社会全体で多様化するニーズやDX推進の動きに後押しされ、あらゆる企業が未来に向けて、その事業形態を刷新し始めている。もちろん保険の世界も例外ではない。超少子高齢社会に突入し、生産人口の減少や社会保障の在り方の見直しが今後進むであろう日本。時代に先駆けたRPA導入やオープンイノベーション拠点の開発など、既存のサービスの枠に囚われない変革を進める日本生命は、“人生100年時代”に向けた戦略をどのように描いているのか。

テーブルを囲んだのは、日本生命保険相互会社取締役 専務執行役員 三笠裕司(以下、三笠)と、総合企画部担当部長 兼 イノベーション開発室長 練尾 諭(以下、練尾)、同社のDXをはじめとする戦略策定・実行を支援するPwCコンサルティング合同会社パートナーの古賀弘之(以下、古賀)と陀安信法(以下、陀安)。4人のプロフェッショナルが描き出す、保険業界の未来とは。

デジタルを活用して「保険」の枠を超えた価値提供を

──まずは今日の保険業界の動向や傾向、これからの方向性について、日本生命グループの変革をリードする三笠様とPwCコンサルティングで保険インダストリーリーダーを務める古賀様に伺います。古賀様は、保険業界の現状をどのように分析されていますか。

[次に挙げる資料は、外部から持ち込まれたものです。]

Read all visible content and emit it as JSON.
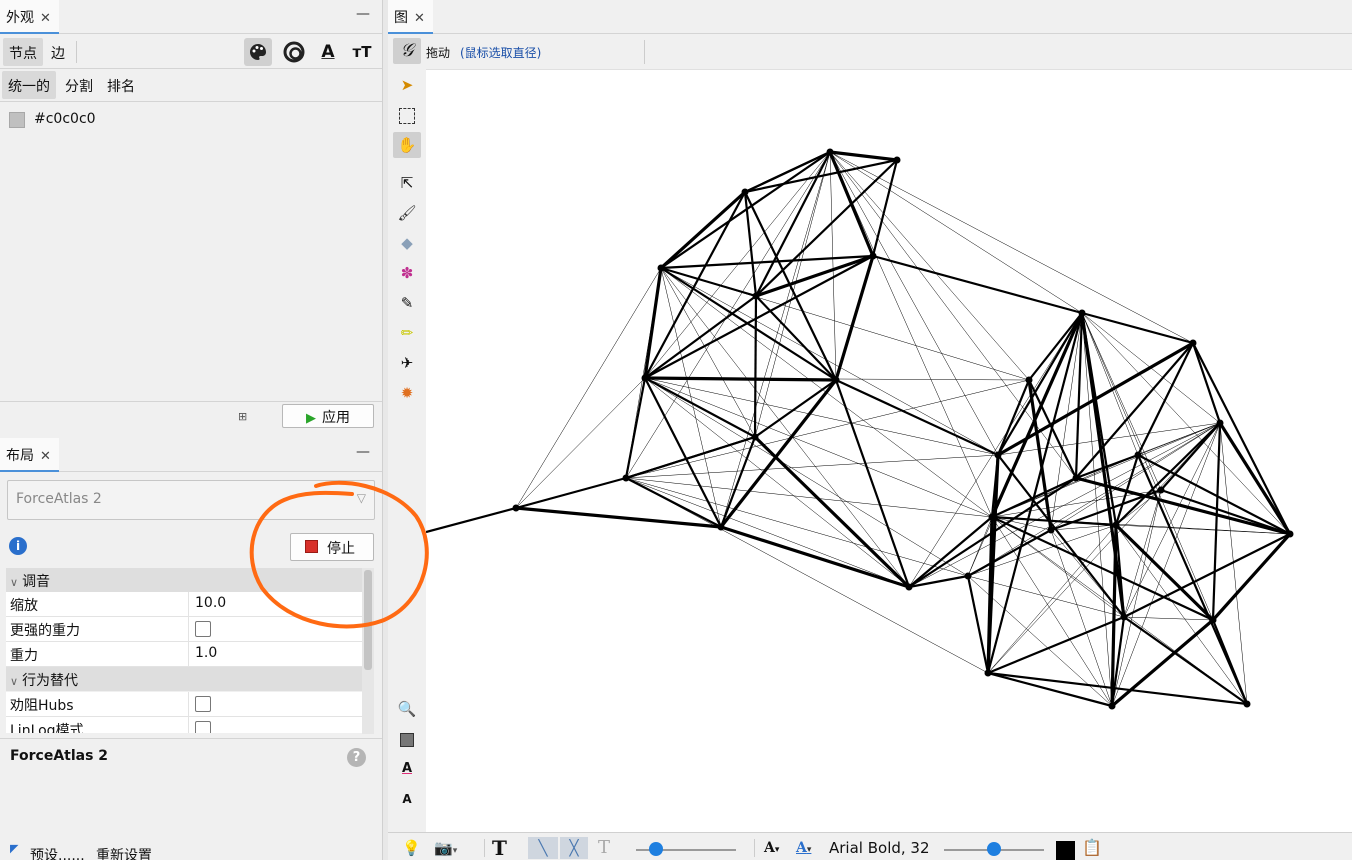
{
  "appearance": {
    "tab_title": "外观",
    "close": "✕",
    "minimize": "—",
    "element_tabs": [
      "节点",
      "边"
    ],
    "mode_tabs": [
      "统一的",
      "分割",
      "排名"
    ],
    "color_value": "#c0c0c0",
    "apply_label": "应用"
  },
  "layout": {
    "tab_title": "布局",
    "close": "✕",
    "minimize": "—",
    "algorithm": "ForceAtlas 2",
    "stop_label": "停止",
    "sections": {
      "tuning": "调音",
      "behavior": "行为替代"
    },
    "props": {
      "scaling": {
        "label": "缩放",
        "value": "10.0"
      },
      "stronger_gravity": {
        "label": "更强的重力",
        "checked": false
      },
      "gravity": {
        "label": "重力",
        "value": "1.0"
      },
      "dissuade_hubs": {
        "label": "劝阻Hubs",
        "checked": false
      },
      "linlog": {
        "label": "LinLog模式",
        "checked": false
      }
    },
    "description_title": "ForceAtlas 2",
    "presets_label": "预设......",
    "reset_label": "重新设置"
  },
  "graph": {
    "tab_title": "图",
    "close": "✕",
    "mode_label": "拖动",
    "mode_hint": "(鼠标选取直径)"
  },
  "bottom": {
    "font_label": "Arial Bold, 32",
    "node_slider_level": 0.2,
    "label_slider_level": 0.5
  },
  "colors": {
    "highlight_circle": "#ff6a13",
    "accent": "#1e7fe0",
    "node_color": "#c0c0c0"
  }
}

古賀 保険業界を俯瞰すると、業界を取り巻く環境の変化がここ数年、これまでにないスピードで進展していると感じます。少子高齢化の波はもちろん、顧客志向の多様化もあり、ネット生保、保険ショップ、商品特化型の保険会社などのチャネルの多様化が加速しました。一方で保険会社内では、パンデミックをきっかけに、顧客接点の多い営業領域のみならず、あらゆる業務領域で働き方が見直されているところも見過ごしてはいけません。

それらすべての課題に対するソリューションを考えたとき、デジタルの活用が必須であることは間違いありません。社内における効率化や、顧客一人ひとりに寄り添ったサービス提供が今後さらに求められることを考えると、もはやデジタルによるオペレーション改善のみならず、さらに利便性の高いサービス開発・提供による顧客体験の向上が不可欠になるのではないでしょうか。

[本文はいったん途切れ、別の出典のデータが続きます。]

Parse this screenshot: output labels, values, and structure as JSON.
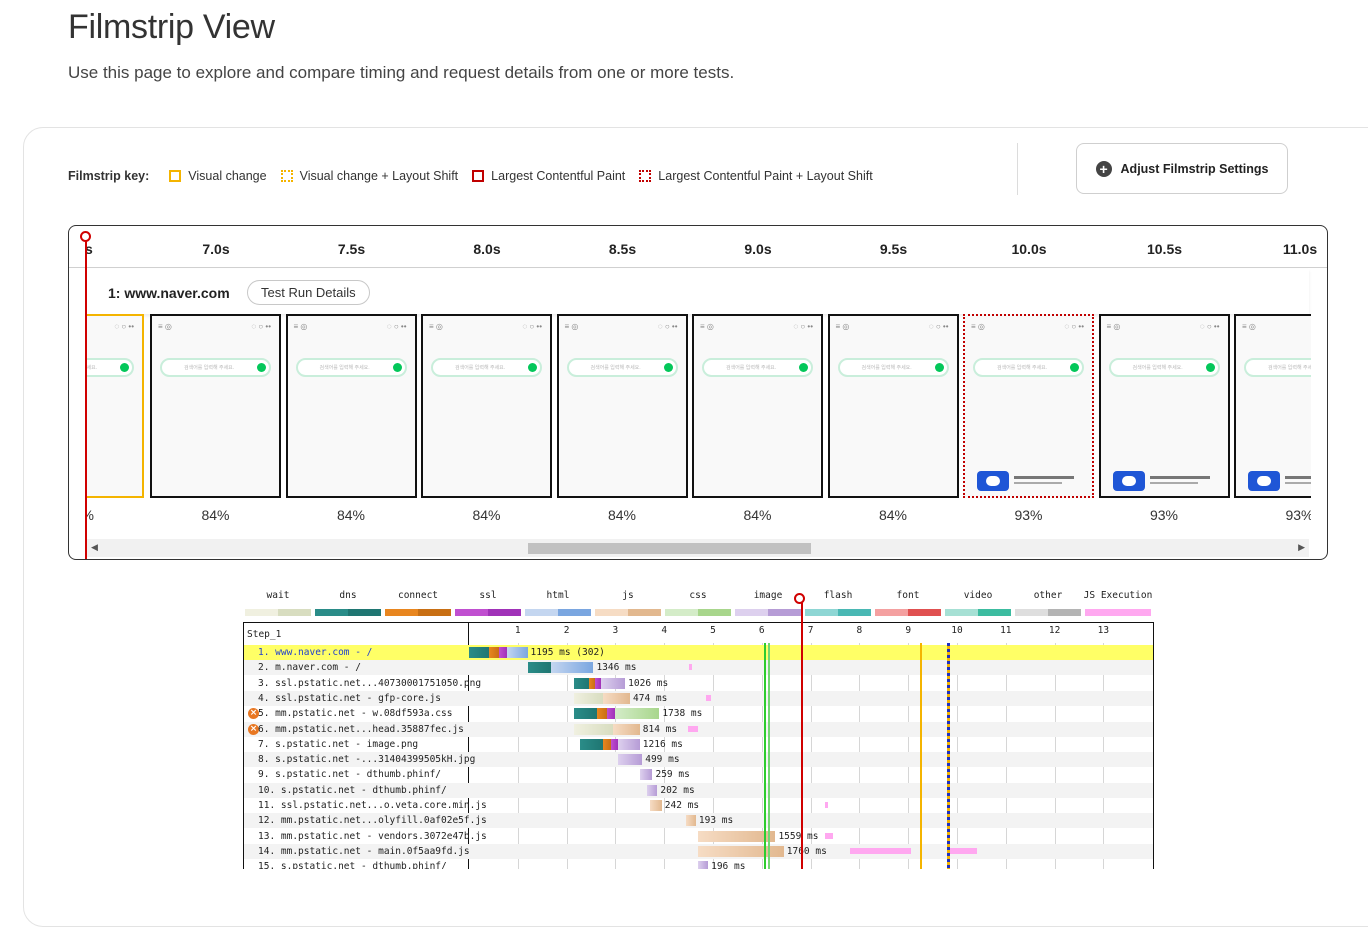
{
  "page": {
    "title": "Filmstrip View",
    "subtitle": "Use this page to explore and compare timing and request details from one or more tests."
  },
  "filmstrip_key": {
    "title": "Filmstrip key:",
    "items": [
      "Visual change",
      "Visual change + Layout Shift",
      "Largest Contentful Paint",
      "Largest Contentful Paint + Layout Shift"
    ]
  },
  "adjust_button": {
    "icon": "plus-icon",
    "label": "Adjust Filmstrip Settings"
  },
  "timeline": {
    "labels": [
      "s",
      "7.0s",
      "7.5s",
      "8.0s",
      "8.5s",
      "9.0s",
      "9.5s",
      "10.0s",
      "10.5s",
      "11.0s"
    ]
  },
  "run": {
    "title": "1: www.naver.com",
    "details_button": "Test Run Details"
  },
  "frames": [
    {
      "pct": "%",
      "style": "visual"
    },
    {
      "pct": "84%",
      "style": "plain"
    },
    {
      "pct": "84%",
      "style": "plain"
    },
    {
      "pct": "84%",
      "style": "plain"
    },
    {
      "pct": "84%",
      "style": "plain"
    },
    {
      "pct": "84%",
      "style": "plain"
    },
    {
      "pct": "84%",
      "style": "plain"
    },
    {
      "pct": "93%",
      "style": "lcp-ls"
    },
    {
      "pct": "93%",
      "style": "plain"
    },
    {
      "pct": "93%",
      "style": "plain"
    }
  ],
  "frame_content": {
    "search_placeholder": "검색어를 입력해 주세요."
  },
  "waterfall": {
    "legend": [
      {
        "label": "wait",
        "colors": [
          "#f0f0e0",
          "#d8ddc0"
        ]
      },
      {
        "label": "dns",
        "colors": [
          "#2a8c88",
          "#1f7672"
        ]
      },
      {
        "label": "connect",
        "colors": [
          "#e8861f",
          "#c86f14"
        ]
      },
      {
        "label": "ssl",
        "colors": [
          "#c04fd0",
          "#a032b8"
        ]
      },
      {
        "label": "html",
        "colors": [
          "#c4d6f0",
          "#7aa6e0"
        ]
      },
      {
        "label": "js",
        "colors": [
          "#f6dcc4",
          "#e2b88f"
        ]
      },
      {
        "label": "css",
        "colors": [
          "#d4ecc8",
          "#a8d68c"
        ]
      },
      {
        "label": "image",
        "colors": [
          "#ddd0ee",
          "#b69cd6"
        ]
      },
      {
        "label": "flash",
        "colors": [
          "#8ed6d4",
          "#4ab8b4"
        ]
      },
      {
        "label": "font",
        "colors": [
          "#f4a0a0",
          "#e05050"
        ]
      },
      {
        "label": "video",
        "colors": [
          "#a6e0d4",
          "#3cbca0"
        ]
      },
      {
        "label": "other",
        "colors": [
          "#dedede",
          "#b4b4b4"
        ]
      },
      {
        "label": "JS Execution",
        "colors": [
          "#ffa8f0",
          "#ffa8f0"
        ]
      }
    ],
    "step_label": "Step_1",
    "ticks": [
      "1",
      "2",
      "3",
      "4",
      "5",
      "6",
      "7",
      "8",
      "9",
      "10",
      "11",
      "12",
      "13"
    ],
    "axis_max_seconds": 13.7,
    "markers": [
      {
        "name": "green-marker",
        "t": 6.05,
        "color": "#2ecc2e"
      },
      {
        "name": "green-marker-2",
        "t": 6.12,
        "color": "#6fd86f"
      },
      {
        "name": "red-marker",
        "t": 6.8,
        "color": "#d00000"
      },
      {
        "name": "orange-marker",
        "t": 9.25,
        "color": "#f4b400"
      },
      {
        "name": "blue-dotted-marker",
        "t": 9.8,
        "color": "#2030c0"
      }
    ],
    "rows": [
      {
        "label": "1. www.naver.com - /",
        "highlight": true,
        "error": false,
        "ms": "1195 ms (302)",
        "segs": [
          {
            "s": 0.0,
            "e": 0.42,
            "t": "dns"
          },
          {
            "s": 0.42,
            "e": 0.62,
            "t": "connect"
          },
          {
            "s": 0.62,
            "e": 0.78,
            "t": "ssl"
          },
          {
            "s": 0.78,
            "e": 1.2,
            "t": "html"
          }
        ],
        "js": []
      },
      {
        "label": "2. m.naver.com - /",
        "highlight": false,
        "error": false,
        "ms": "1346 ms",
        "segs": [
          {
            "s": 1.2,
            "e": 1.68,
            "t": "dns"
          },
          {
            "s": 1.68,
            "e": 2.55,
            "t": "html"
          }
        ],
        "js": [
          {
            "s": 4.5,
            "e": 4.56
          }
        ]
      },
      {
        "label": "3. ssl.pstatic.net...40730001751050.png",
        "highlight": false,
        "error": false,
        "ms": "1026 ms",
        "segs": [
          {
            "s": 2.15,
            "e": 2.45,
            "t": "dns"
          },
          {
            "s": 2.45,
            "e": 2.58,
            "t": "connect"
          },
          {
            "s": 2.58,
            "e": 2.7,
            "t": "ssl"
          },
          {
            "s": 2.7,
            "e": 3.2,
            "t": "image"
          }
        ],
        "js": []
      },
      {
        "label": "4. ssl.pstatic.net - gfp-core.js",
        "highlight": false,
        "error": false,
        "ms": "474 ms",
        "segs": [
          {
            "s": 2.15,
            "e": 2.75,
            "t": "wait"
          },
          {
            "s": 2.75,
            "e": 3.3,
            "t": "js"
          }
        ],
        "js": [
          {
            "s": 4.85,
            "e": 4.95
          }
        ]
      },
      {
        "label": "5. mm.pstatic.net - w.08df593a.css",
        "highlight": false,
        "error": true,
        "ms": "1738 ms",
        "segs": [
          {
            "s": 2.15,
            "e": 2.62,
            "t": "dns"
          },
          {
            "s": 2.62,
            "e": 2.82,
            "t": "connect"
          },
          {
            "s": 2.82,
            "e": 3.0,
            "t": "ssl"
          },
          {
            "s": 3.0,
            "e": 3.9,
            "t": "css"
          }
        ],
        "js": []
      },
      {
        "label": "6. mm.pstatic.net...head.35887fec.js",
        "highlight": false,
        "error": true,
        "ms": "814 ms",
        "segs": [
          {
            "s": 2.15,
            "e": 2.95,
            "t": "wait"
          },
          {
            "s": 2.95,
            "e": 3.5,
            "t": "js"
          }
        ],
        "js": [
          {
            "s": 4.48,
            "e": 4.7
          }
        ]
      },
      {
        "label": "7. s.pstatic.net - image.png",
        "highlight": false,
        "error": false,
        "ms": "1216 ms",
        "segs": [
          {
            "s": 2.28,
            "e": 2.75,
            "t": "dns"
          },
          {
            "s": 2.75,
            "e": 2.9,
            "t": "connect"
          },
          {
            "s": 2.9,
            "e": 3.05,
            "t": "ssl"
          },
          {
            "s": 3.05,
            "e": 3.5,
            "t": "image"
          }
        ],
        "js": []
      },
      {
        "label": "8. s.pstatic.net -...31404399505kH.jpg",
        "highlight": false,
        "error": false,
        "ms": "499 ms",
        "segs": [
          {
            "s": 3.05,
            "e": 3.55,
            "t": "image"
          }
        ],
        "js": []
      },
      {
        "label": "9. s.pstatic.net - dthumb.phinf/",
        "highlight": false,
        "error": false,
        "ms": "259 ms",
        "segs": [
          {
            "s": 3.5,
            "e": 3.76,
            "t": "image"
          }
        ],
        "js": []
      },
      {
        "label": "10. s.pstatic.net - dthumb.phinf/",
        "highlight": false,
        "error": false,
        "ms": "202 ms",
        "segs": [
          {
            "s": 3.65,
            "e": 3.86,
            "t": "image"
          }
        ],
        "js": []
      },
      {
        "label": "11. ssl.pstatic.net...o.veta.core.min.js",
        "highlight": false,
        "error": false,
        "ms": "242 ms",
        "segs": [
          {
            "s": 3.7,
            "e": 3.95,
            "t": "js"
          }
        ],
        "js": [
          {
            "s": 7.3,
            "e": 7.35
          }
        ]
      },
      {
        "label": "12. mm.pstatic.net...olyfill.0af02e5f.js",
        "highlight": false,
        "error": false,
        "ms": "193 ms",
        "segs": [
          {
            "s": 4.45,
            "e": 4.65,
            "t": "js"
          }
        ],
        "js": []
      },
      {
        "label": "13. mm.pstatic.net - vendors.3072e47b.js",
        "highlight": false,
        "error": false,
        "ms": "1559 ms",
        "segs": [
          {
            "s": 4.7,
            "e": 6.28,
            "t": "js"
          }
        ],
        "js": [
          {
            "s": 7.3,
            "e": 7.45
          }
        ]
      },
      {
        "label": "14. mm.pstatic.net - main.0f5aa9fd.js",
        "highlight": false,
        "error": false,
        "ms": "1760 ms",
        "segs": [
          {
            "s": 4.7,
            "e": 6.45,
            "t": "js"
          }
        ],
        "js": [
          {
            "s": 7.8,
            "e": 9.05
          },
          {
            "s": 9.8,
            "e": 10.4
          }
        ]
      },
      {
        "label": "15. s.pstatic.net - dthumb.phinf/",
        "highlight": false,
        "error": false,
        "ms": "196 ms",
        "segs": [
          {
            "s": 4.7,
            "e": 4.9,
            "t": "image"
          }
        ],
        "js": []
      }
    ]
  }
}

三笠 日本生命では、RPAやAI OCR等に代表されるような効率化のためのデジタル活用については、以前より推進しています。営業職員はお客様との面談をはじめとするさまざまな場面でデジタルデバイスを活用していますし、顧客からも「紙のパンフレットよりも動画で説明してくれたほうがわかりやすい」という声をいただくケースもあるので、サービス提供の仕方にも確実にデジタルが浸透してきています。

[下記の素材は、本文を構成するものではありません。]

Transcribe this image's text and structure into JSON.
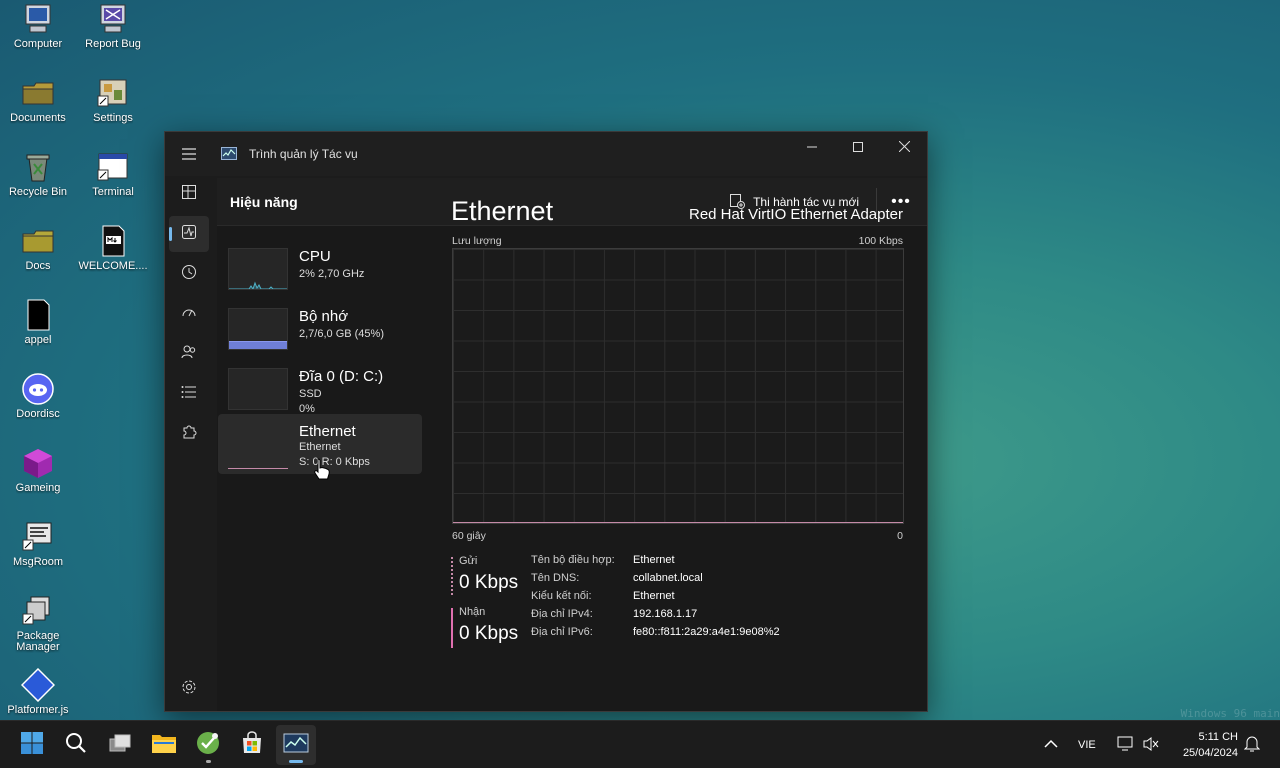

私たちがこれまで以上に力を入れたいと考えているのは、既存のお客様に対してのサービス拡充です。現在1千万超のユーザーを抱える日本生命のサービス提供は、価値を一層高める時期に入ったと感じています。例えば、過去に年金保険に加入していたお客様が、実際に年金を受け取るタイミングを迎えようとしていますが、ただ年金を受け取るだけでなく、その先の人生をより豊かに送っていただくために自分たちは何を提供できるのかを考える時期に来ていると思うのです。

従来の生命保険会社では、お客様が保険を意識する機会は非常に少ないものでした。契約の見直しタイミングで10年に1度というのも、珍しくなかったと思います。しかしデジタル/インターネットの活用によって、24時間365日、お客様との接点を持つことができるようになりました。こうしたタッチポイントの圧倒的な増加は、これまでにない顧客体験の提供につながるのではと考えています。

古賀 確かに、保険契約を満了しても顧客の人生は続きます。保険業界はまさに、旧来のビジネスモデルに囚われない新たな価値創造のフェーズに入っていますよね。

三笠 おっしゃる通りです。「保険」という枠の中にいる限り、お客様に提供できる新たな価値は生まれにくい。そうではなく、「人生100年時代」を豊かに生きていただくために自分たちに何ができるか。そういった視点でのサービス設計が求められていると考えています。

古賀 ただし保険の枠を超えた新しいサービスを実現するとなると、企業内での連携にとどまらず、社会インフラの整備や連携、また業界の垣根を超えた提携など、いわゆるエコシステムを構築していく必要があります。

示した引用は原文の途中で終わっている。